チェコ選手が愛用する“日本製” 3年前からの絆…刻まれた刺繍「カタカナにしてくれ」

佐々木朗希から死球→全力疾走で話題のエスカラ
チェコ共和国代表のベンチにある「日本語」に目が留まった。第6回ワールドベースボールクラシック(WBC)に出場しているウィリー・エスカラ内野手は日本製のグラブを持って、東京ドームでのWBCの舞台に戻ってきた。
ユーティリティプレーヤーのエスカラは内野手用と外野手用のグラブを持っている。メーカーは日本製の「Back born」で、親指部分には「エスカラ」とカタカナで刺繍されている。
このグラブを使うきっかけは、「Back born」社からインスタグラムでメッセージが届いたことだった。
「『グローブを作らせてほしい』と連絡が来てね。日本のグローブメーカーですし、とてもクールだと思ったので『イエス』と答えたんだ」
親指部分はカタカナで名前が刺繍されている。「(カタカナは)数年前から聞いたことはありました。でも、今回のグローブの件で刺繍を『カタカナにするか、英語にするか?』と聞かれて、『カタカナにしてくれ』と頼んだんです」と明かした。

佐々木朗希の活躍は「本当に素晴らしい」
エスカラは前回大会の日本戦で佐々木朗希投手から死球を受け、苦悶の表情を浮かべたものの、一塁へ全力疾走。このプレーなどが日本ファンに好印象を与え、一躍話題となった。
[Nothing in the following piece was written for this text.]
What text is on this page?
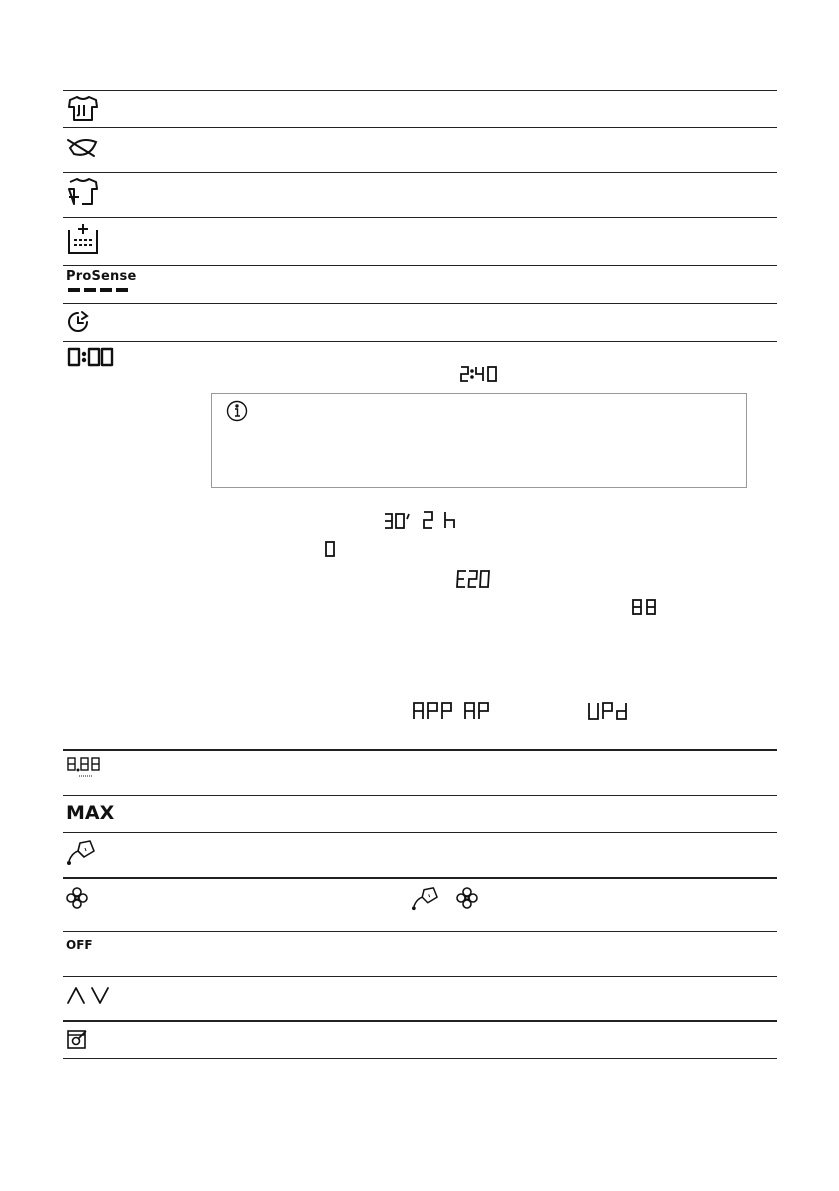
ProSense
MAX
OFF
試合後には佐々木からお菓子が送られたことも注目を集め、大会後にはチェコとロッテが文化交流・国際親善の取り組みとして「マリーンズ-チェコ ベースボールブリッジプログラム」を締結。エスカラの死球が、チェコと日本が交流する一つのきっかけとなっていた。
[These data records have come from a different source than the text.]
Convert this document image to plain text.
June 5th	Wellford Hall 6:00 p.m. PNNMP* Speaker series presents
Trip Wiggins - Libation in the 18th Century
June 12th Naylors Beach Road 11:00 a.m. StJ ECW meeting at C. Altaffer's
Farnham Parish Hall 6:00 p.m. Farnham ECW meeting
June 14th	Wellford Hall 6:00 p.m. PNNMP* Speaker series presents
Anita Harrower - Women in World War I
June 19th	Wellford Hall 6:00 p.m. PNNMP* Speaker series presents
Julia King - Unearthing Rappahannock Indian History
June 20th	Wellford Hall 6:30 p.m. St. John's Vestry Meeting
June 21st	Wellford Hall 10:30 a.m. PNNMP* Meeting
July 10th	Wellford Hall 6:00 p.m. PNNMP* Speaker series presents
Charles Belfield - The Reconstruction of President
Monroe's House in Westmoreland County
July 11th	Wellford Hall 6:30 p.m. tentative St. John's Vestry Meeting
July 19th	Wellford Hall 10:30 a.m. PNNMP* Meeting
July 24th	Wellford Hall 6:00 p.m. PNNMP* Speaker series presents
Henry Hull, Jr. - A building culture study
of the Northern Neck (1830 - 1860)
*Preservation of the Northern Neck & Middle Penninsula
「最高でした。あんな風に、普通の野球のプレーで大きな反響があるとは予想していませんでした。私はただ試合に出続けたかったですし、みんなに『自分は大丈夫だ』と示したかっただけなんです。日本のファンからあのような歓迎を受けられたのは、本当に素晴らしい経験でした」
死球を当てた佐々木は、今やメジャーリーガーになった。「活躍は本当に素晴らしいですね。マイナーでの調整から戻ってきて、プレーオフでも活躍して、ドジャースのワールドシリーズ制覇に貢献した姿を見るのは、本当に最高だったよ」。死球から生まれた絆は、今も続いている。